Ce qui nous amène à l'option de l'impasse, un sujet qui reviendra de plus en plus dans les discussions puisqu'à écouter les propriétaires et devant la position prise par l'Association des joueurs de la Ligue nationale. L'impasse, comme on le précisait récemment dans cette rubrique, est l'option qui s'offre aux proprios pour imposer unilatéralement un plafond salarial. Pour y arriver, Gary Bettman et son groupe devront prouver devant la Cour, aux Etats-Unis, qu'ils ne peuvent venir en à un accord avec les joueurs, qu'il n'y a pas de volonté de la part des athlètes à trouver des solutions pour la création d'un nouveau système économique.

Si la Cour donne raison aux propriétaires, ils pourront alors décréter que le lock-out est terminé et que les joueurs qui veulent revenir au boulot, aux conditions de la nouvelle convention collective des proprios, seront les bienvenus. En principe, dans une telle situation, l'Association des joueurs conteste la décision de la Cour et déclare la grève. Comme l'avait fait la NFL en 1987.

Au cours des derniers jours, plusieurs joueurs évoluant dans les ligues mineures ont affirmé qu'ils ne refuseraient aucune invitation de la part des équipes de la Ligue nationale. Plusieurs d'entre eux mentionnent qu'ils ne seraient pas des scabs parce qu'ils n'appartiennent pas à l'Association des joueurs de la Ligue nationale.

Ici, dans la Ligue nord-américaine, les joueurs ne sont pas insensibles à ce qui se passe actuellement dans le hockey professionnel. Mathieu Benoit, par exemple, repêché par les Devils du New Jersey en 1997, maintenant avec les Dragons de Verdun, ne cache pas qu'il accepterait une offre d'une formation de la Ligue nationale. " Tu penses à jouer dans cette ligue depuis que tu joues au hockey. Je regarde des gars comme Lecavalier, Richards et compagnie, et je me dis que je pourrais tenir mon bout dans cette ligue. Serais-je un scab? Non, parce que je ne suis pas un membre de l'AJLNH. "
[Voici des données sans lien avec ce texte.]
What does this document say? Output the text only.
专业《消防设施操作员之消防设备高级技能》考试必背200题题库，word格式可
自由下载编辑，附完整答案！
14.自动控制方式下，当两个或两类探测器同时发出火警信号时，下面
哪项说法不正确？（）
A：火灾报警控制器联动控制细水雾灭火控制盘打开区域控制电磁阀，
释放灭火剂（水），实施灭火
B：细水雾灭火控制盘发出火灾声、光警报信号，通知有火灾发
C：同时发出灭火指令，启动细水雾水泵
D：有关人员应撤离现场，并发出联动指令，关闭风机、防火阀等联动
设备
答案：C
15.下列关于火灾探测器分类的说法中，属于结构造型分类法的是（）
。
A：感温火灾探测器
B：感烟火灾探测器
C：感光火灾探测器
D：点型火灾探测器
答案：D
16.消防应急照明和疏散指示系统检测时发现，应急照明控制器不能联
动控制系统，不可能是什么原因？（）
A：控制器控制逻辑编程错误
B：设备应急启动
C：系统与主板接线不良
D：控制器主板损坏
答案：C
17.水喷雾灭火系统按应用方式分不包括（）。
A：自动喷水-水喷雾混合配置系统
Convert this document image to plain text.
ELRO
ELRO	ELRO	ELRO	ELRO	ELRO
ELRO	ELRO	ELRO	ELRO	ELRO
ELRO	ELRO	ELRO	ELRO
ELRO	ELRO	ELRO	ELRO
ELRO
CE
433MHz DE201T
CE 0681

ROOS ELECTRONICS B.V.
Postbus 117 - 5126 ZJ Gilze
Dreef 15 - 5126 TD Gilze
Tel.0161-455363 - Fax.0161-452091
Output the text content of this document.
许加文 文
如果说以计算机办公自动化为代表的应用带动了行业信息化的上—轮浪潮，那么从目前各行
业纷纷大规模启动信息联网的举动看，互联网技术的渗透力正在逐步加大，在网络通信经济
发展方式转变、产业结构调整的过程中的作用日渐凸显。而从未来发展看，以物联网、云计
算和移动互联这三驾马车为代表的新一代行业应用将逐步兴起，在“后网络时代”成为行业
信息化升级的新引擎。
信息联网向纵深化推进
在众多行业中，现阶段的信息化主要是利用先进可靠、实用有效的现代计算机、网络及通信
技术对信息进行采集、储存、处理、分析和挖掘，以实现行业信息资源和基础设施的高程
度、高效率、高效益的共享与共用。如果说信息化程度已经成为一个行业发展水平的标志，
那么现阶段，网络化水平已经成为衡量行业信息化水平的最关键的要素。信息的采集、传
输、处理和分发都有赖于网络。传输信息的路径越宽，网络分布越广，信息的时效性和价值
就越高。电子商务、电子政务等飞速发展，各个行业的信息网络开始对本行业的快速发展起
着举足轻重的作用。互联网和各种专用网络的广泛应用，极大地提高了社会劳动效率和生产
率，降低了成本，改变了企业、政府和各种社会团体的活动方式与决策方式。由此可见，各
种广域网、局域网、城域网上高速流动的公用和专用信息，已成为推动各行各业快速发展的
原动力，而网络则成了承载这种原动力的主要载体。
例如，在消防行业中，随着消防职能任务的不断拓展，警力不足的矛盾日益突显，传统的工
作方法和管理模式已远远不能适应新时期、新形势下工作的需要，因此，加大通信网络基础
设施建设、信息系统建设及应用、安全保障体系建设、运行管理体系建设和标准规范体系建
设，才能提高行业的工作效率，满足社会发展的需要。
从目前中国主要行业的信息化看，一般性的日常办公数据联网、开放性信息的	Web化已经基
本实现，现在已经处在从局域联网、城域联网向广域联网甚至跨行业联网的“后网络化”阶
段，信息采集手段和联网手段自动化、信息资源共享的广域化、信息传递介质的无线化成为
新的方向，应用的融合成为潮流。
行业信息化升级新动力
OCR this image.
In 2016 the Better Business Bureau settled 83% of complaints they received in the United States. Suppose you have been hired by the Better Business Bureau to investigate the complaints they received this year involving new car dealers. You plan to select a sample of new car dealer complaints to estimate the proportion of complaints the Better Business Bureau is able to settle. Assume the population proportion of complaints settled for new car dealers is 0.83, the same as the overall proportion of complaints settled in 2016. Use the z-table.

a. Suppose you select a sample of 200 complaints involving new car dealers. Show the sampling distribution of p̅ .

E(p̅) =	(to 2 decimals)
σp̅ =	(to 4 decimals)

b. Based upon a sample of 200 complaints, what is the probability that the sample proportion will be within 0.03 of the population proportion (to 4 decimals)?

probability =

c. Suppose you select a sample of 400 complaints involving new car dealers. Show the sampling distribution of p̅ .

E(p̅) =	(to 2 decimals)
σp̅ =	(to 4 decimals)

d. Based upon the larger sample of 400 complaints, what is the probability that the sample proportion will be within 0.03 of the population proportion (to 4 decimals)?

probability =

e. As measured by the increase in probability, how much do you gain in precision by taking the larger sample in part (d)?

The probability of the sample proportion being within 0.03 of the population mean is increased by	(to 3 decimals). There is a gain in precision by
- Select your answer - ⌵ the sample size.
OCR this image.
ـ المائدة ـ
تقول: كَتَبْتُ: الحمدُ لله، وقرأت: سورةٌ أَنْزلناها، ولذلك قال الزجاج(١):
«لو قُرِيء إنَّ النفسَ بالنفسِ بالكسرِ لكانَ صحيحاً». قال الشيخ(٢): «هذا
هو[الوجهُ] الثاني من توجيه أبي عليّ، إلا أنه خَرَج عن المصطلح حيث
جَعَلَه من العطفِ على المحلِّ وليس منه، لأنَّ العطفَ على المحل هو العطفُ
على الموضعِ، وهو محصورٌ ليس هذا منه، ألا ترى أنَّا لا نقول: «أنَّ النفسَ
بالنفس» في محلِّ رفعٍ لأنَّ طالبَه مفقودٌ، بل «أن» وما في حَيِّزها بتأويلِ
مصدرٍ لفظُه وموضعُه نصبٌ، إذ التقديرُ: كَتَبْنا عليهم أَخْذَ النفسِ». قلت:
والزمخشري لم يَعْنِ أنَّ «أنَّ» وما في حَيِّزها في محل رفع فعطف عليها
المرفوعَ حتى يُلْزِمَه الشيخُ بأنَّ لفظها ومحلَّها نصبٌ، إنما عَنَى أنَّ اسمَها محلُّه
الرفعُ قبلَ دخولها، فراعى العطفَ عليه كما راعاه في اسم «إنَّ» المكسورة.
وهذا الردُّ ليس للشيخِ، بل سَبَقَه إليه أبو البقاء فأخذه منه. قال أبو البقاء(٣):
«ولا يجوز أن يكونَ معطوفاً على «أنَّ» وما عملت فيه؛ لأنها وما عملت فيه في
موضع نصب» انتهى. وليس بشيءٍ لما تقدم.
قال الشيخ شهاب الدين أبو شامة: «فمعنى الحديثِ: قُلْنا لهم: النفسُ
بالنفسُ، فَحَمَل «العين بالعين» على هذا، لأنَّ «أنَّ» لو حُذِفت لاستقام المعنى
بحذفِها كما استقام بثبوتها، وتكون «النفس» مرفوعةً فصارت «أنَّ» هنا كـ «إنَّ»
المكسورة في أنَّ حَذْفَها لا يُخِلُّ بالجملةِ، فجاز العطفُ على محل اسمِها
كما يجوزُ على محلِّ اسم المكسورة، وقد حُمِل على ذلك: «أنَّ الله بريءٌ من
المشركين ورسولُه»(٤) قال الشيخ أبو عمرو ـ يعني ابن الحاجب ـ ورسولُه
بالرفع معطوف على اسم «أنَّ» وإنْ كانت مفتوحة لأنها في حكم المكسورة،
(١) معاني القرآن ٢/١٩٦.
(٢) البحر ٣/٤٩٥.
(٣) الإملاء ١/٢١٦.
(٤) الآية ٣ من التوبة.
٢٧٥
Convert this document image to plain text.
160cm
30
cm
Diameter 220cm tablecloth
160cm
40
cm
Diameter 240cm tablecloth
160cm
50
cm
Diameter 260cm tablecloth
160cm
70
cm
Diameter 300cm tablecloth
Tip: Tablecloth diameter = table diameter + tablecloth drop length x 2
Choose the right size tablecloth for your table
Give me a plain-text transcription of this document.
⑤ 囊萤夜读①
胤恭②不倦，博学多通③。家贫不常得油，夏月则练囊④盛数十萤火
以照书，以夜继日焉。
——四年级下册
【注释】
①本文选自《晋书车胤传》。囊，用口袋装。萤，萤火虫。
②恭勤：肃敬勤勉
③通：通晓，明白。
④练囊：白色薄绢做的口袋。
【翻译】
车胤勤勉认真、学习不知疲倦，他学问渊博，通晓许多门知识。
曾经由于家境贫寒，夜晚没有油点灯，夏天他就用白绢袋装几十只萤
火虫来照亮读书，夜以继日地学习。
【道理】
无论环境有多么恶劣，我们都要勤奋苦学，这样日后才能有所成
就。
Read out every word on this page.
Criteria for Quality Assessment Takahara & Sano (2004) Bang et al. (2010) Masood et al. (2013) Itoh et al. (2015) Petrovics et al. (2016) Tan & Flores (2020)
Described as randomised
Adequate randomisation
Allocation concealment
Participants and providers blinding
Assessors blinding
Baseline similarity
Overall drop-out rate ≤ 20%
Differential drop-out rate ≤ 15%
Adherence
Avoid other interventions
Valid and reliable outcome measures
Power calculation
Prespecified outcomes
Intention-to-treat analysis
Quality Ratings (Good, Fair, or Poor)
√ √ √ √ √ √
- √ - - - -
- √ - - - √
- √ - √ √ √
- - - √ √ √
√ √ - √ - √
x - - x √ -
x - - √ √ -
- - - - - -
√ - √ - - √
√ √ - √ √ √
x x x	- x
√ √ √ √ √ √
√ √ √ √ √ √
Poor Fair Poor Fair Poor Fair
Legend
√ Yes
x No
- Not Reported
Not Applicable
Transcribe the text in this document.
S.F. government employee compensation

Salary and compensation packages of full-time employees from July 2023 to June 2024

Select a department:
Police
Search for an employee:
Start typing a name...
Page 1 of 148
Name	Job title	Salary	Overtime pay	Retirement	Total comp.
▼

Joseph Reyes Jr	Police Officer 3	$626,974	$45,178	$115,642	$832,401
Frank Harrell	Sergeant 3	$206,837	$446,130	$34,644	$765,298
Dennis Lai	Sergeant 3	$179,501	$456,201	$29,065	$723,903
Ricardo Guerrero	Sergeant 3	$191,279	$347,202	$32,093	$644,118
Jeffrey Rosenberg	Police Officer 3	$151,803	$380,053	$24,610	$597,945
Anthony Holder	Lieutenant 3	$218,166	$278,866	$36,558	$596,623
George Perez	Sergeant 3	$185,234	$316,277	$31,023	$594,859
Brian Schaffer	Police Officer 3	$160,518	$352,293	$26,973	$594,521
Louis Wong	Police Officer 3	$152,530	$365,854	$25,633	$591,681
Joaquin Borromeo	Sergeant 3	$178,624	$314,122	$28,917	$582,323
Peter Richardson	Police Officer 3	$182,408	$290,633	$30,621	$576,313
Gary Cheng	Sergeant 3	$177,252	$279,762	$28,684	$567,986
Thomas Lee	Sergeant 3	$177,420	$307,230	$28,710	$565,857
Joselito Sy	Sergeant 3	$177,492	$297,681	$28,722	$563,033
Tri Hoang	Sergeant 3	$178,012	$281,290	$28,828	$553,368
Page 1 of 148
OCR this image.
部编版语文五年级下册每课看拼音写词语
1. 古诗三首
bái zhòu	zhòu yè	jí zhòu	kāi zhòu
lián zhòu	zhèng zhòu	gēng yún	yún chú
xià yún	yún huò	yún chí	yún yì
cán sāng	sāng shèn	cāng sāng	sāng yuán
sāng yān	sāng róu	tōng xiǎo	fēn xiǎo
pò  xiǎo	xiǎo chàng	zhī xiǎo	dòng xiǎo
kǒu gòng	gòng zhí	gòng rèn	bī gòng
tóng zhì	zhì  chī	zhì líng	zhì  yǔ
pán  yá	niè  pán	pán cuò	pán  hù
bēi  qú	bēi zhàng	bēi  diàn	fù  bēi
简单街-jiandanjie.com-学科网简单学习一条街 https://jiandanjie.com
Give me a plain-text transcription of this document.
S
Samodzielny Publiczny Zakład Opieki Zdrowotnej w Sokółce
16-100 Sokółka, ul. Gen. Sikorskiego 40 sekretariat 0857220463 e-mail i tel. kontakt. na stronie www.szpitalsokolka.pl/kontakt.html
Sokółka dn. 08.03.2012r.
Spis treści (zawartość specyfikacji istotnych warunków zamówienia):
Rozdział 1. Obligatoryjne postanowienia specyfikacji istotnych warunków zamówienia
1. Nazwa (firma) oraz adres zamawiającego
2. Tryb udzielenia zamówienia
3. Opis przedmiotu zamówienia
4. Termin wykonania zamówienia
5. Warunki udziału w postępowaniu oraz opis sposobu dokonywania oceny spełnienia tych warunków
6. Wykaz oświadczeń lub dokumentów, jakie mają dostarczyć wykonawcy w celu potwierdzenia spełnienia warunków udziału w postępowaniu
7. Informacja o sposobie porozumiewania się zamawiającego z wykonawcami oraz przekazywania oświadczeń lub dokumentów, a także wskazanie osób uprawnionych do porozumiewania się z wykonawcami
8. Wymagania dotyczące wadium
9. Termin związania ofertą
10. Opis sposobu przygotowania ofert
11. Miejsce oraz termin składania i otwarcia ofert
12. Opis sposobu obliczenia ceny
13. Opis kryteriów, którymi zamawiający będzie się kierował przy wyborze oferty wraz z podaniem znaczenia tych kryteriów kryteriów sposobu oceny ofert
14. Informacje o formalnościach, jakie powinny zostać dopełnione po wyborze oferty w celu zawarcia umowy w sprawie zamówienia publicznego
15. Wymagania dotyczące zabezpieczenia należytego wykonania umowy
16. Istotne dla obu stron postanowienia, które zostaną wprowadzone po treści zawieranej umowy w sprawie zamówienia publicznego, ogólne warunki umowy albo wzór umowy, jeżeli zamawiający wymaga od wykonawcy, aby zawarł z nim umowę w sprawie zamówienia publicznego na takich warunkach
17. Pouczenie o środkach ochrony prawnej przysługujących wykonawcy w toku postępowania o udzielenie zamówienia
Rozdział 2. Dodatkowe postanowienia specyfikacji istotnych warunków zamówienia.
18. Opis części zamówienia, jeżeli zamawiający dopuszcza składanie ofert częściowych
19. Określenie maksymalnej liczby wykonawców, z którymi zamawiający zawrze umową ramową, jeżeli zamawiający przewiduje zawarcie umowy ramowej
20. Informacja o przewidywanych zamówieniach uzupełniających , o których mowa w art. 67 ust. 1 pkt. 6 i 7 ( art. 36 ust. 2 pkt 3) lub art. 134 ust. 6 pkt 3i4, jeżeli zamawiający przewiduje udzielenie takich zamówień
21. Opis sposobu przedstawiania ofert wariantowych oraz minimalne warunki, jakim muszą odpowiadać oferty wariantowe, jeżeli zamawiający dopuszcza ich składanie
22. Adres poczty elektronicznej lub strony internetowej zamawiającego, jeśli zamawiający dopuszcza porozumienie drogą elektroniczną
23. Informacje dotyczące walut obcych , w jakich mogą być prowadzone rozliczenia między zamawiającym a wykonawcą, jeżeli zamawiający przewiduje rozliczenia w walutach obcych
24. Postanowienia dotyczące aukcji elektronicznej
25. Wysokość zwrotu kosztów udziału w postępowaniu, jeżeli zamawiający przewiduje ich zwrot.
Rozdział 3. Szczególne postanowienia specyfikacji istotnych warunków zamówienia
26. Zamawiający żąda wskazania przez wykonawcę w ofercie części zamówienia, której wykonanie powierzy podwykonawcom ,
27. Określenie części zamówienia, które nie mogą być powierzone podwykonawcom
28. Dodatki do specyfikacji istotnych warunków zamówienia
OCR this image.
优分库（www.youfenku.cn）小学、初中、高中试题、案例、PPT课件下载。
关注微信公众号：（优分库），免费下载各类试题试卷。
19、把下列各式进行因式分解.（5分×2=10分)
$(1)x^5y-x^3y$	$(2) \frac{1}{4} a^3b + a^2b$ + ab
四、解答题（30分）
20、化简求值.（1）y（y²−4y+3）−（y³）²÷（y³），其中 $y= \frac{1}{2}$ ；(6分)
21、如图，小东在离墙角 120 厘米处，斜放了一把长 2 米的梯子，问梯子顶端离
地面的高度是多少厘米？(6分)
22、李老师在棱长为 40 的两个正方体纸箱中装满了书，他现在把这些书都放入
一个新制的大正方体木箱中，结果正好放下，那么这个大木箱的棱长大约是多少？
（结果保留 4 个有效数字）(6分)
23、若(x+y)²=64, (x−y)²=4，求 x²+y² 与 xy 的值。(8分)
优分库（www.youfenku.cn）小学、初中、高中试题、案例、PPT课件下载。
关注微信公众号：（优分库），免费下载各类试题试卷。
Benoit a 25 ans et ils sont nombreux ceux qui se retrouvent dans le même contexte que lui. David St-Pierre, ex-joueur de l'organisation des Flames de Calgary, n'hésiterait pas non plus si jamais une offrait lui était présenté. Dans la Ligue américaine, plusieurs joueurs ont exprimé le même désir. On dira que les propriétaires n'iront jamais jusque là, qu'ils ne pourraient offrir un spectacle relevé à une clientèle habituée aux meilleurs patineurs du monde. Sauf que les propriétaires savent très bien que la NFL défia cette théorie, il y a plusieurs années, qu'elle força les joueurs de premier plan à réviser leurs positions et à franchir les lignes de piquetage. Et les propriétaires ont un gros avantage, ils ont les contrats de télévision en poche et ils possèdent les amphithéâtres.

Et ils savent très bien que la solidarité s'amenuiserait rapidement parmi les membres du syndicat.